An option CBO does not discuss, would raise the tax half of half or a tenth of a percent per year for the next 70 years. This would be about 20 cents per week per year for the average worker, in today’s terms. And it would at the same time “fund” Social Security “over the infinite horizon.”
These are the facts I was hoping people would understand.
If anybody gets this far, I’d appreciate letting me know if you got through the slime attack well enough to understand what the CBO numbers were saying.
That was the point of my post. But the slimers were so interested in attacking me as a cover for selling their favorite scare stories about Social Security that they failed to even notice that much of the time they were attacking CBO’s numbers.

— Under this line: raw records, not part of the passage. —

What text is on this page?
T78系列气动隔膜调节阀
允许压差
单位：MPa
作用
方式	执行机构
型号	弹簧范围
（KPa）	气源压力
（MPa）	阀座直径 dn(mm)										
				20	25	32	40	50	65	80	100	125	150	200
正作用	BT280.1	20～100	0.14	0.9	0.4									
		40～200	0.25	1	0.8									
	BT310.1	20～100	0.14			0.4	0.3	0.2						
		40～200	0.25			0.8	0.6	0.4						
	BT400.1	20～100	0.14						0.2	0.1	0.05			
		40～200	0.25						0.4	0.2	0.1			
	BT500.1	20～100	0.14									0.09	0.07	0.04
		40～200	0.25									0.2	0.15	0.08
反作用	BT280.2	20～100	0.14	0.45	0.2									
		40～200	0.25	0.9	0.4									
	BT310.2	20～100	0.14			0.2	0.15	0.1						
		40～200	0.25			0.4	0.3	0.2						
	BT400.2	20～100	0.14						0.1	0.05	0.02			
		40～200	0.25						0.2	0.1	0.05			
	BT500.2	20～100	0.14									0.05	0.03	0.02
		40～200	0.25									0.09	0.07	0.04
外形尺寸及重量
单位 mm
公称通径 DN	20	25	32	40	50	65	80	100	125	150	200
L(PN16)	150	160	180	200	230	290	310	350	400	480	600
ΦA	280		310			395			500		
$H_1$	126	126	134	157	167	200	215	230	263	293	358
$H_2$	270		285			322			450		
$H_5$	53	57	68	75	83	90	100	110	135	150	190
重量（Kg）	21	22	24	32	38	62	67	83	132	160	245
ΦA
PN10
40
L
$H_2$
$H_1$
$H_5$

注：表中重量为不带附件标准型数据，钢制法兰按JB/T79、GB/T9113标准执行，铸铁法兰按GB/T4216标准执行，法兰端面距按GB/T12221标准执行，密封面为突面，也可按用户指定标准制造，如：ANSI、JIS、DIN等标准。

Very brief summary: CBO offers a number of options for solving the Social Security projected deficit.
The second option solves the entire deficit by raising the payroll tax one tenth of one percent per year (combined. thats a half a tenth of a percent for the worker.) for twenty years. This is about 40 cents per week per year in today’s terms.
The other options include raising the retirement age, cutting benefits, or raising the “cap” (taxing the rich.) You have to decide if these other options are worth it to you to save 40 cents per week, or, usually, less than half that.
An option CBO does not discuss, would raise the tax half of half of a tenth of a percent per year for the next 70 years. This would be about 20 cents per week per year for the average worker, in today’s terms. And it would at the same time “fund” Social Security “over the infinite horizon.”
These are the facts I was hoping people would understand.
Coberly,
Yep…..got it, but next year it will be revised and that tax increase will be a little larger, and then the year after that it will be revised even larger and so-on and so-on.
Once again it comes down to the politics of cashing in those T-Bills. I agree with you, that we need to get it done, but politically it is toxic, and the people who want to get rid of Social Security are going to have a Hay-Day.
Just to warn you, any tax increase is going to get blamed on Social Security, and they are going to attempt to sell the public on the idea that we are being tax twice-or overtaxed just to make Social Security work, and the Trust Fund was stolen. There is going to be huge support for ending the program, but I think if that happends it will just be replaced with something else.
Jimi and Coberly–Something from real life to amuse you from remote, wild SWGA. But, I was talking to my pharmacist today and I said I spent a lot of time on blogs. I told him about the bond industry guys and how they wanted to privatize SS–Peterson, Krastig, etc. He turned red in the face and spluttered. Several outraged remarks later, he left no doubt in my mind what his opinion was of that idea. This guy is not a Southerner, but is quite conservative based on previous conversations. He is no fan of the President, Democrats and so on. But he’d just as soon the Wall Street guys left his Social Security alone. Nancy Ortiz
Jimi
you are probably right.
let me make clear, though, the tax increases talked about by CBO as well as me DO increase every year. The point is that they increase such a tiny amount that no one will ever feel them. This is not a case of boiling the frog. The amount of money needed to pay for your social security is not large, but the sanest way to get it is a gradual raise in the tax, so the system is not overfunded some times and prey to “borrowing” by Congress, and not underfunded (that is, paid for, but not at a rate that will work forever) so that people like Peterson can make a career out of shouting fire in a crowded theater.
Based on what happened here, I am sure “they” can sell the people on any damn fool thing that doesn’t ask them to think. Just attach an easy to remember sound bite to their fear of being robbed. Then you can rob them and they will thank you.
Thanks Nance.
we got about another 300 million people like that to talk to. You take that side of the street, and i’ll take this’n.